14 DAY TRIAL // A new study supported by the US National Science Foundation (NSF) reveals that the secret to understanding the way frogs jump is looking at their tendons. Scientists at the Brown University were recently able to figure this out by filming the amphibians in slow-motion.
The video clips the team used for the research were filmed at around 500 frames per second, in X-ray wavelengths. Experts were able to determine that the frogs' tendons behaved in an unexpected manner just before and during the actual jumps.
For example, just before the leap is made, frogs tend to stretch their tendons all the way. Then, as their feet leave the ground, the tendons contract strongly, in a manner similar to that of a spring. Scientists say that this mechanism may be widespread in the animal world.
The investigation was prompted by the fact that frogs appear to be capable of jumping several times farther than their physiology would indicate as possible. That would be the equivalent of a person covering tens of feet in a single jump.
According to Brown University frog jumping biomechanics specialist Henry Astley, “muscles alone couldn’t produce jumps that good” in the amphibians. This line of reasoning led the scientist to conduct the new investigation in such detail.
Together with Brown associate professor of biology Thomas Roberts, Astley published the results of the research in the latest issue of the esteemed scientific journal Biology Letters. In the paper, they explain the exact mechanism they observe in frogs' feet.
The most important aspect is that leg muscles contract strongly just before the jump. This loads adjacent tendons with tension, stretching them all the way. When the muscle lets go, the tendons snap back to their original shape, releasing the large amount of energy they had previously stored.
Even when considering the frogs' feet account for nearly a fourth of their total weight, there would be no way for the amphibians to leap so far without aid from their specialized tendons. “In order to get truly exceptional jumping performance, you need some sort of elastic structure,” Astley explains.

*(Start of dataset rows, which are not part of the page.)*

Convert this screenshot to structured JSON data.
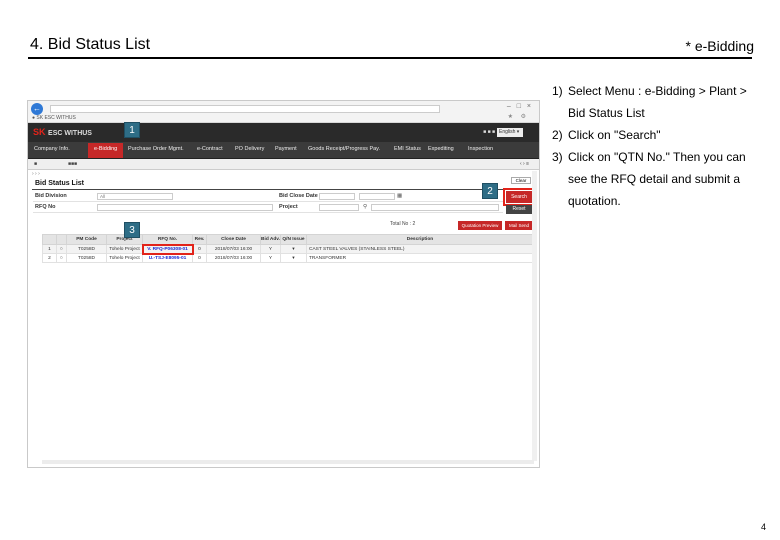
{
  "slide": {
    "title": "4. Bid Status List",
    "tag": "* e-Bidding",
    "page_number": "4"
  },
  "instructions": [
    {
      "num": "1)",
      "text": "Select Menu : e-Bidding > Plant > Bid Status List"
    },
    {
      "num": "2)",
      "text": "Click on \"Search\""
    },
    {
      "num": "3)",
      "text": "Click on \"QTN No.\" Then you can see the RFQ detail and submit a quotation."
    }
  ],
  "screenshot": {
    "brand": "SK",
    "brand_suffix": "ESC WITHUS",
    "menu": [
      "Company Info.",
      "e-Bidding",
      "Purchase Order Mgmt.",
      "e-Contract",
      "PO Delivery",
      "Payment",
      "Goods Receipt/Progress Pay.",
      "EMI Status",
      "Expediting",
      "Inspection"
    ],
    "active_menu_index": 1,
    "page_title": "Bid Status List",
    "buttons": {
      "search": "Search",
      "reset": "Reset",
      "clear": "Clear",
      "quotation_preview": "Quotation Preview",
      "mail_send": "Mail Send"
    },
    "filters": {
      "bid_division_label": "Bid Division",
      "bid_division_value": "All",
      "bid_close_date_label": "Bid Close Date",
      "rfq_no_label": "RFQ No",
      "project_label": "Project"
    },
    "total": "Total No : 2",
    "table": {
      "headers": [
        "",
        "",
        "PM Code",
        "Project",
        "RFQ No.",
        "Rev.",
        "Close Date",
        "Bid Adv.",
        "Q/N Issue",
        "Description"
      ],
      "rows": [
        [
          "1",
          "",
          "T0258D",
          "Tohelo Project",
          "V. RFQ-P06308-01",
          "0",
          "2018/07/03 16:00",
          "Y",
          "",
          "CAST STEEL VALVES (STAINLESS STEEL)"
        ],
        [
          "2",
          "",
          "T0258D",
          "Tohelo Project",
          "U.-TSJ-E8095-01",
          "0",
          "2018/07/03 16:00",
          "Y",
          "",
          "TRANSFORMER"
        ]
      ]
    },
    "markers": [
      "1",
      "2",
      "3"
    ]
  }
}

“It’s the first time we’ve really gotten the inner workings, that we’ve put all the pieces (to frog jumping) together. We now have a clearer idea what’s going on,” adds the investigator, who is a graduate student in Roberts' lab at Brown.
“Frogs are interesting in their own right, but we are also confident that this study gives us insight into how muscles and tendons work together in animal movement. Other studies have presented evidence for an elastic mechanism, but Henry's gives us the first glimpse of how it actually works,” Roberts says.